67. Panama City (Day Six)
Back again in Panama City after our incredible island escape. Now that I had the luxury of being able to move in one direction for more than two minutes without hitting water, I was going to take advantage of it. That meant going for a run.
I hit a few streets through Casco Viejo before coming across a path that followed the water towards the city. I wasn't alone. This must have been the place to be, as dozens of other runners and cyclists also had the same idea. With views sensational views of the city and the old quarter, I could see why it was popular. Humidity, once again, was against me, but I pushed through to make it an hour round trip.
Running out towards the city...
... and back towards Casco Viejo.
I also appreciated having access to a variety of food again and could not wait to tuck into my staple Panamanian breakfast: toast, peanut butter, banana, cinnamon. I think I could live off this combination forever.
Today's adventure was out to Amador Causeway, a boardwalk that jutted directly out to sea for a couple of kilometres, connecting a few islands to the mainland. We caught a taxi out to the start of the causeway, where we commenced our walk. We didn't realise how long the walk would take (forever), or how poor the views would be (construction work blocked the entire city-side of the walkway). Really wished we had taken the taxi all the way to the end.

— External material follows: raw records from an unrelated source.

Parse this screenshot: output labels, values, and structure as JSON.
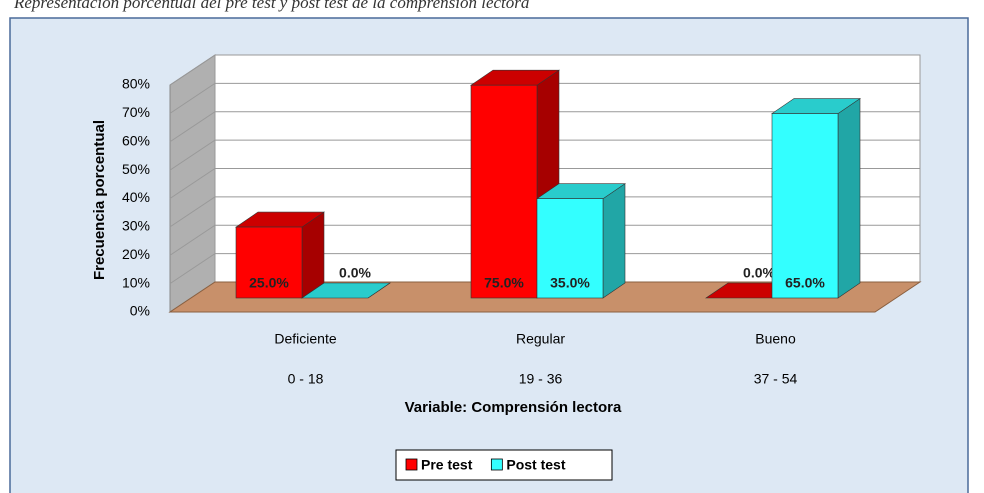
{
  "chart_data": {
    "type": "bar3d",
    "title": "Representación porcentual del pre test y post test de la comprensión lectora",
    "categories": [
      "Deficiente",
      "Regular",
      "Bueno"
    ],
    "category_ranges": [
      "0 - 18",
      "19 - 36",
      "37 - 54"
    ],
    "x_label": "Variable: Comprensión lectora",
    "y_label": "Frecuencia porcentual",
    "ylim": [
      0,
      80
    ],
    "yticks": [
      {
        "value": 0,
        "label": "0%"
      },
      {
        "value": 10,
        "label": "10%"
      },
      {
        "value": 20,
        "label": "20%"
      },
      {
        "value": 30,
        "label": "30%"
      },
      {
        "value": 40,
        "label": "40%"
      },
      {
        "value": 50,
        "label": "50%"
      },
      {
        "value": 60,
        "label": "60%"
      },
      {
        "value": 70,
        "label": "70%"
      },
      {
        "value": 80,
        "label": "80%"
      }
    ],
    "grid": true,
    "legend": "bottom",
    "series": [
      {
        "name": "Pre test",
        "color": "#ff0000",
        "values": [
          25,
          75,
          0
        ],
        "value_labels": [
          "25.0%",
          "75.0%",
          "0.0%"
        ]
      },
      {
        "name": "Post test",
        "color": "#33ffff",
        "values": [
          0,
          35,
          65
        ],
        "value_labels": [
          "0.0%",
          "35.0%",
          "65.0%"
        ]
      }
    ]
  }
}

Bypassing the first island, we reached the second and headed inland. We were told about a lookout up on the hill, so we found some steps and started climbing. It seemed as though not many people visited this lookout. Either that, or we took the wrong steps to the wrong lookout (which wouldn't surprise me). Somehow the path had turned from smooth concrete into technical trail, being overtaken by the surrounding vegetation. The view halfway way up was better than what we were given at the top.

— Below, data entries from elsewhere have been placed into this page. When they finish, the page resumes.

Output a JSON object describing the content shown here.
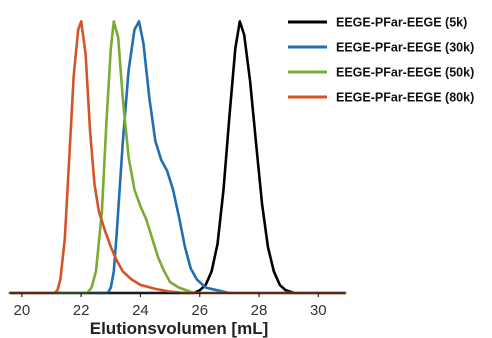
{
  "chart_data": {
    "type": "line",
    "xlabel": "Elutionsvolumen [mL]",
    "ylabel": "",
    "xlim": [
      19.6,
      30.9
    ],
    "ylim": [
      0,
      1.02
    ],
    "x_ticks": [
      20,
      22,
      24,
      26,
      28,
      30
    ],
    "x_tick_labels": [
      "20",
      "22",
      "24",
      "26",
      "28",
      "30"
    ],
    "y_axis_visible": false,
    "grid": false,
    "legend_position": "top-right",
    "series": [
      {
        "name": "EEGE-PFar-EEGE (5k)",
        "color": "#000000",
        "points": [
          [
            19.6,
            0
          ],
          [
            25.8,
            0
          ],
          [
            26.0,
            0.01
          ],
          [
            26.2,
            0.03
          ],
          [
            26.4,
            0.08
          ],
          [
            26.6,
            0.18
          ],
          [
            26.8,
            0.38
          ],
          [
            27.0,
            0.65
          ],
          [
            27.2,
            0.9
          ],
          [
            27.35,
            1.0
          ],
          [
            27.5,
            0.95
          ],
          [
            27.7,
            0.78
          ],
          [
            27.9,
            0.55
          ],
          [
            28.1,
            0.33
          ],
          [
            28.3,
            0.17
          ],
          [
            28.5,
            0.08
          ],
          [
            28.7,
            0.03
          ],
          [
            28.9,
            0.01
          ],
          [
            29.2,
            0
          ],
          [
            30.9,
            0
          ]
        ]
      },
      {
        "name": "EEGE-PFar-EEGE (30k)",
        "color": "#1f6fb2",
        "points": [
          [
            19.6,
            0
          ],
          [
            22.9,
            0
          ],
          [
            23.0,
            0.02
          ],
          [
            23.1,
            0.08
          ],
          [
            23.2,
            0.22
          ],
          [
            23.4,
            0.55
          ],
          [
            23.6,
            0.82
          ],
          [
            23.8,
            0.97
          ],
          [
            23.95,
            1.0
          ],
          [
            24.1,
            0.92
          ],
          [
            24.3,
            0.72
          ],
          [
            24.5,
            0.56
          ],
          [
            24.7,
            0.49
          ],
          [
            24.9,
            0.45
          ],
          [
            25.1,
            0.38
          ],
          [
            25.3,
            0.28
          ],
          [
            25.5,
            0.17
          ],
          [
            25.7,
            0.09
          ],
          [
            25.9,
            0.05
          ],
          [
            26.2,
            0.02
          ],
          [
            26.6,
            0.01
          ],
          [
            27.0,
            0
          ],
          [
            30.9,
            0
          ]
        ]
      },
      {
        "name": "EEGE-PFar-EEGE (50k)",
        "color": "#7aab32",
        "points": [
          [
            19.6,
            0
          ],
          [
            22.2,
            0
          ],
          [
            22.35,
            0.02
          ],
          [
            22.5,
            0.08
          ],
          [
            22.7,
            0.3
          ],
          [
            22.85,
            0.62
          ],
          [
            23.0,
            0.9
          ],
          [
            23.1,
            1.0
          ],
          [
            23.25,
            0.94
          ],
          [
            23.4,
            0.72
          ],
          [
            23.6,
            0.5
          ],
          [
            23.8,
            0.38
          ],
          [
            24.0,
            0.32
          ],
          [
            24.2,
            0.27
          ],
          [
            24.4,
            0.2
          ],
          [
            24.6,
            0.13
          ],
          [
            24.8,
            0.08
          ],
          [
            25.0,
            0.04
          ],
          [
            25.3,
            0.02
          ],
          [
            25.8,
            0
          ],
          [
            30.9,
            0
          ]
        ]
      },
      {
        "name": "EEGE-PFar-EEGE (80k)",
        "color": "#d4542a",
        "points": [
          [
            19.6,
            0
          ],
          [
            21.1,
            0
          ],
          [
            21.2,
            0.01
          ],
          [
            21.3,
            0.05
          ],
          [
            21.45,
            0.2
          ],
          [
            21.6,
            0.5
          ],
          [
            21.75,
            0.8
          ],
          [
            21.9,
            0.97
          ],
          [
            22.0,
            1.0
          ],
          [
            22.15,
            0.88
          ],
          [
            22.3,
            0.6
          ],
          [
            22.45,
            0.4
          ],
          [
            22.6,
            0.3
          ],
          [
            22.8,
            0.23
          ],
          [
            23.0,
            0.17
          ],
          [
            23.2,
            0.12
          ],
          [
            23.4,
            0.08
          ],
          [
            23.7,
            0.05
          ],
          [
            24.0,
            0.03
          ],
          [
            24.5,
            0.015
          ],
          [
            25.0,
            0.005
          ],
          [
            25.5,
            0
          ],
          [
            30.9,
            0
          ]
        ]
      }
    ]
  }
}
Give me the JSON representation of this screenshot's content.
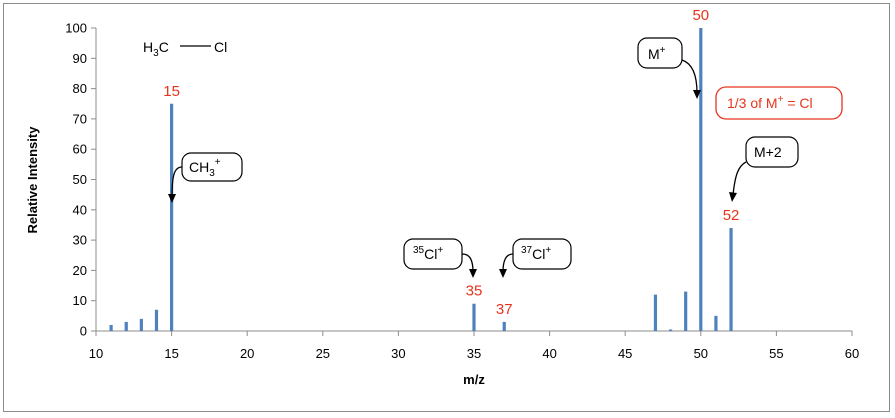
{
  "chart_data": {
    "type": "bar",
    "xlabel": "m/z",
    "ylabel": "Relative Intensity",
    "xlim": [
      10,
      60
    ],
    "ylim": [
      0,
      100
    ],
    "x_ticks": [
      10,
      15,
      20,
      25,
      30,
      35,
      40,
      45,
      50,
      55,
      60
    ],
    "y_ticks": [
      0,
      10,
      20,
      30,
      40,
      50,
      60,
      70,
      80,
      90,
      100
    ],
    "bar_color": "#4f81bd",
    "peaks": [
      {
        "x": 11,
        "y": 2
      },
      {
        "x": 12,
        "y": 3
      },
      {
        "x": 13,
        "y": 4
      },
      {
        "x": 14,
        "y": 7
      },
      {
        "x": 15,
        "y": 75
      },
      {
        "x": 35,
        "y": 9
      },
      {
        "x": 37,
        "y": 3
      },
      {
        "x": 47,
        "y": 12
      },
      {
        "x": 48,
        "y": 0.5
      },
      {
        "x": 49,
        "y": 13
      },
      {
        "x": 50,
        "y": 100
      },
      {
        "x": 51,
        "y": 5
      },
      {
        "x": 52,
        "y": 34
      }
    ],
    "peak_labels": [
      {
        "x": 15,
        "y": 75,
        "text": "15"
      },
      {
        "x": 35,
        "y": 9,
        "text": "35"
      },
      {
        "x": 37,
        "y": 3,
        "text": "37"
      },
      {
        "x": 50,
        "y": 100,
        "text": "50"
      },
      {
        "x": 52,
        "y": 34,
        "text": "52"
      }
    ],
    "annotations": {
      "molecule": {
        "left": "H",
        "left_sub": "3",
        "left_rest": "C",
        "right": "Cl"
      },
      "ch3": {
        "main": "CH",
        "sub": "3",
        "sup": "+"
      },
      "cl35": {
        "mass": "35",
        "symbol": "Cl",
        "sup": "+"
      },
      "cl37": {
        "mass": "37",
        "symbol": "Cl",
        "sup": "+"
      },
      "mplus": {
        "main": "M",
        "sup": "+"
      },
      "m2": {
        "text": "M+2"
      },
      "third": {
        "prefix": "1/3 of M",
        "sup": "+",
        "suffix": " = Cl"
      }
    },
    "annotation_color": "#e8341c"
  }
}
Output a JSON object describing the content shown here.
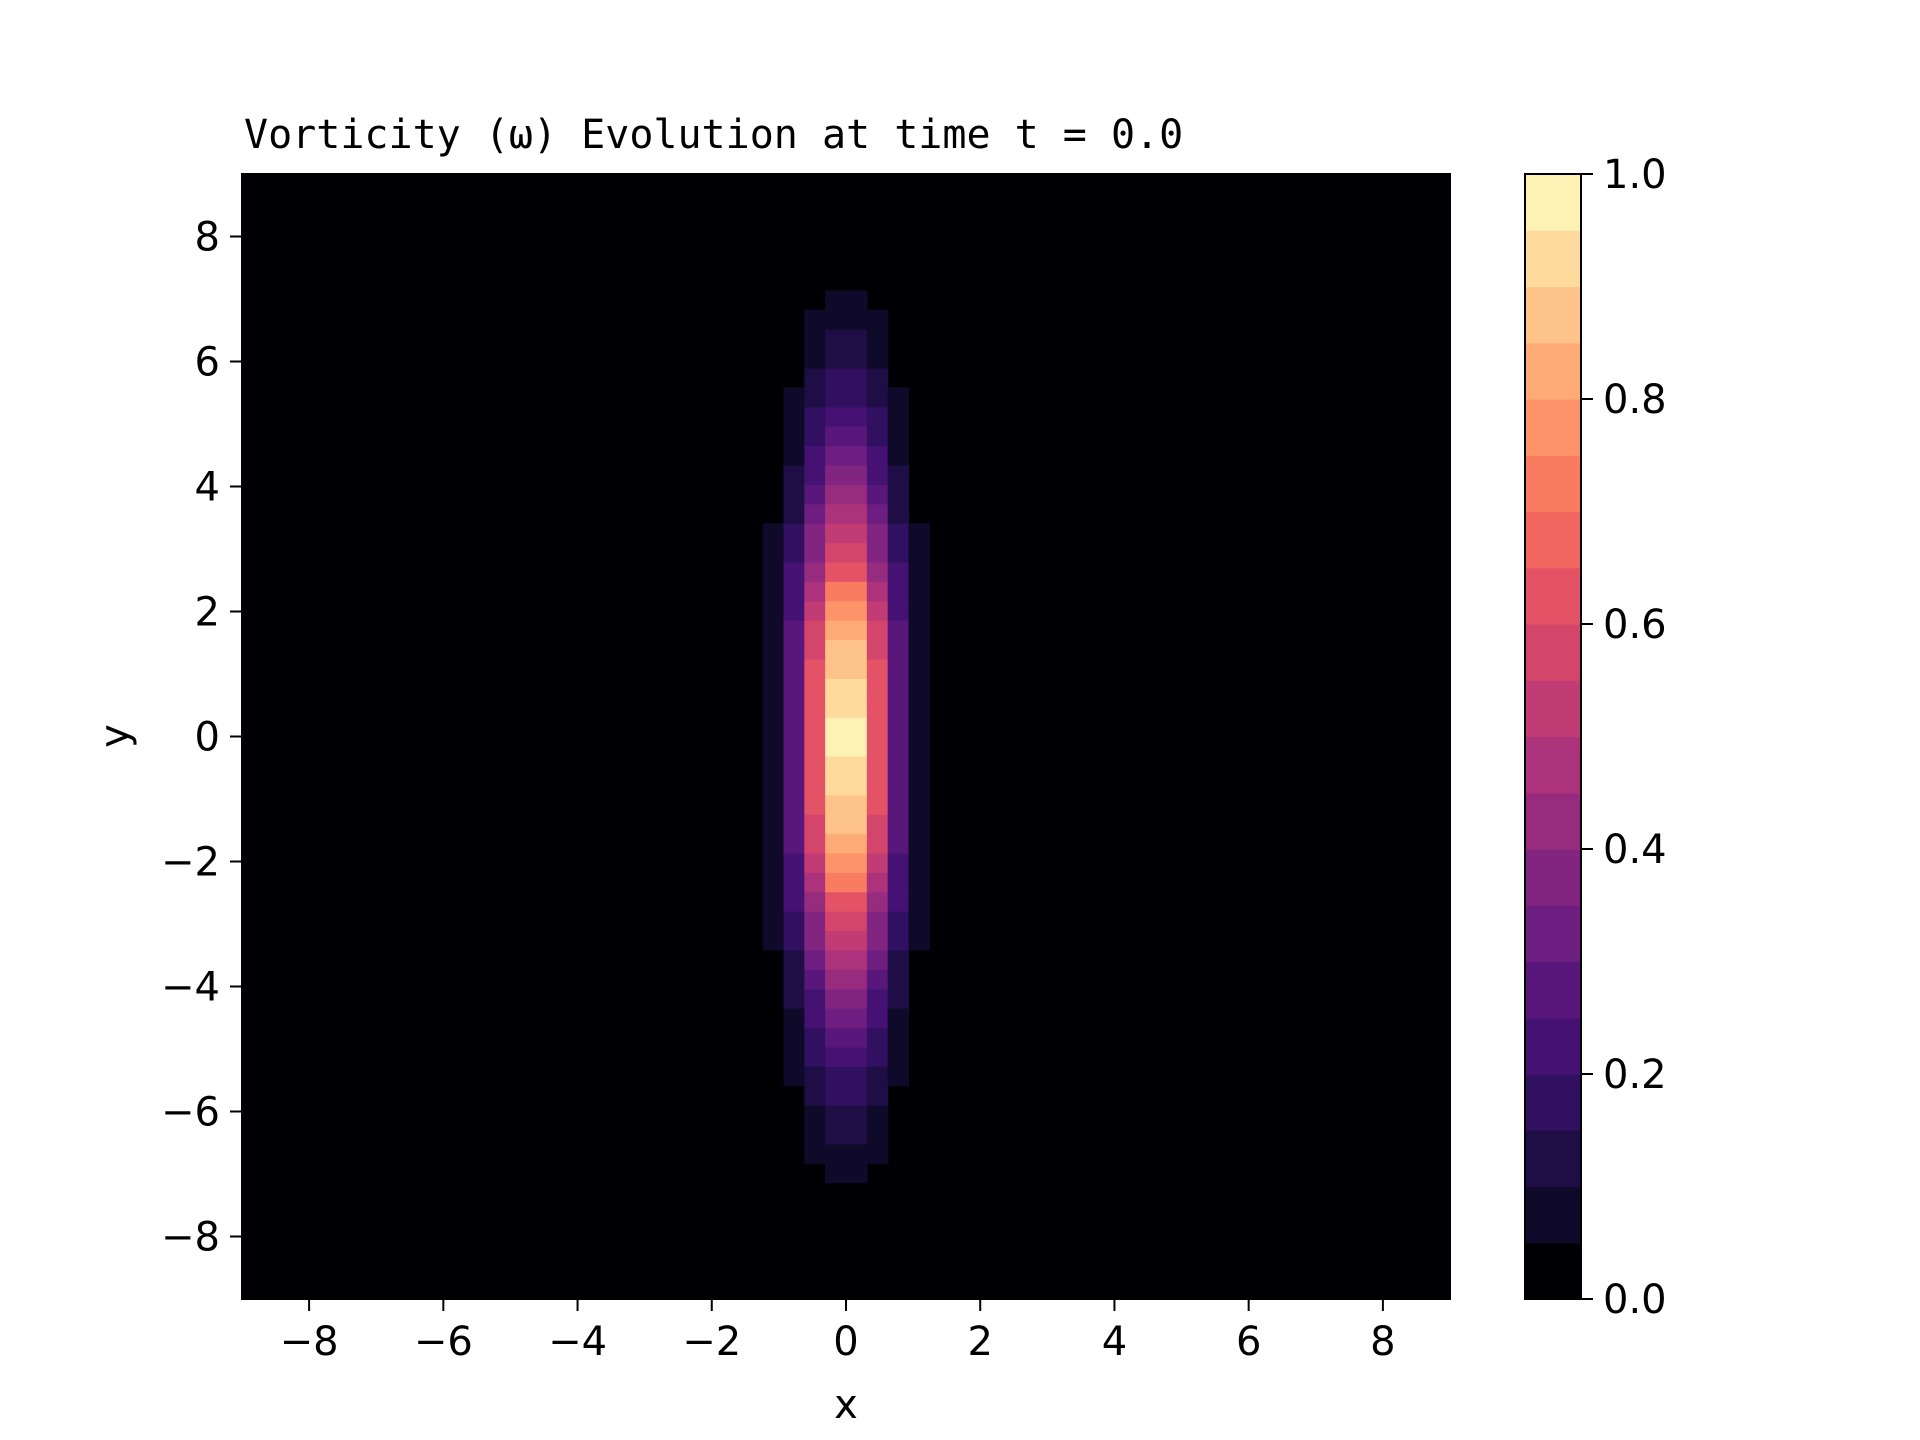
{
  "chart_data": {
    "type": "heatmap",
    "title": "Vorticity (ω) Evolution at time t = 0.0",
    "xlabel": "x",
    "ylabel": "y",
    "xlim": [
      -9,
      9
    ],
    "ylim": [
      -9,
      9
    ],
    "x_ticks": [
      -8,
      -6,
      -4,
      -2,
      0,
      2,
      4,
      6,
      8
    ],
    "y_ticks": [
      -8,
      -6,
      -4,
      -2,
      0,
      2,
      4,
      6,
      8
    ],
    "colormap": "magma",
    "colorbar": {
      "range": [
        0.0,
        1.0
      ],
      "ticks": [
        0.0,
        0.2,
        0.4,
        0.6,
        0.8,
        1.0
      ],
      "levels": 20
    },
    "grid": false,
    "field": {
      "description_of_values": "vorticity omega sampled on a square grid",
      "grid_x_range": [
        -9,
        9
      ],
      "grid_y_range": [
        -9,
        9
      ],
      "grid_cells": 58,
      "peak_value": 1.0,
      "peak_at": [
        0,
        0
      ],
      "sigma_x": 0.5,
      "sigma_y": 3.0,
      "zero_below": 0.05
    }
  }
}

Halfway up. We should have stopped here.
Finally we walked to the start of the last island (or million dollar yacht island, as I called it), but didn't go further than the shops lining the entrance. The reason for this was that we found a liquor store full of alcohol at reasonable prices. After buying a few small bottles of wine all we wanted to do was head back to our hostel to put them in the fridge. So that's what we did.
A short bus ride and a 50 minute walk through the blazing sun took us back to Casco Viejo in time for lunch. With our booze now chilling in the fridge, we visited our favourite cafe, Tantalo. This was our third meal here, mainly because they offered a cheap lunch special that was delicious and filling. A huge wrap and a glass of wine, in a too-cool-for-school dining room, had us coming back again and again. I wish we could take this place with us for the rest of our trip.
After a quick walk around town we spent the rest of the day relaxing at the hostel, drinking our cheap (and not nearly as nice as we had hoped) wine we bought that morning. As it was our last night in Panama, we wanted to go out on a high. For us, that meant expensive food. Every street around us was lined with high end restaurants, and we became jealous whenever we walked past and saw customers eating their gourmet food. We wanted to be those people. So Danny did some research and came up with Manolo Caracol, a Spanish-style restaurant offering a 10 course degustation, changing daily, with a vegetarian option. Perfect.
The setting was simple yet beautiful, particularly at night when it was mostly lit by soft, overhead lights. The cocktails were amazing, particularly the margaritas. The wine list was too long for me to get my head around, but I was sure it was impressive to those with unlimited budgets. Of course the highlight was the food: unpretentious, well-portioned, with a wide range of fresh foods. My veg dishes included tomato and caramelised onion on baguette, vegetable rolls, carrot tamale, beetroot salad, onion soup and bread pudding. It doesn't sound amazing as I am typing this but I can assure you it was. Danny's meal was full of seafood, ox tail and bone marrow, an omnivores delight. It was a great way to say farewell to Central America.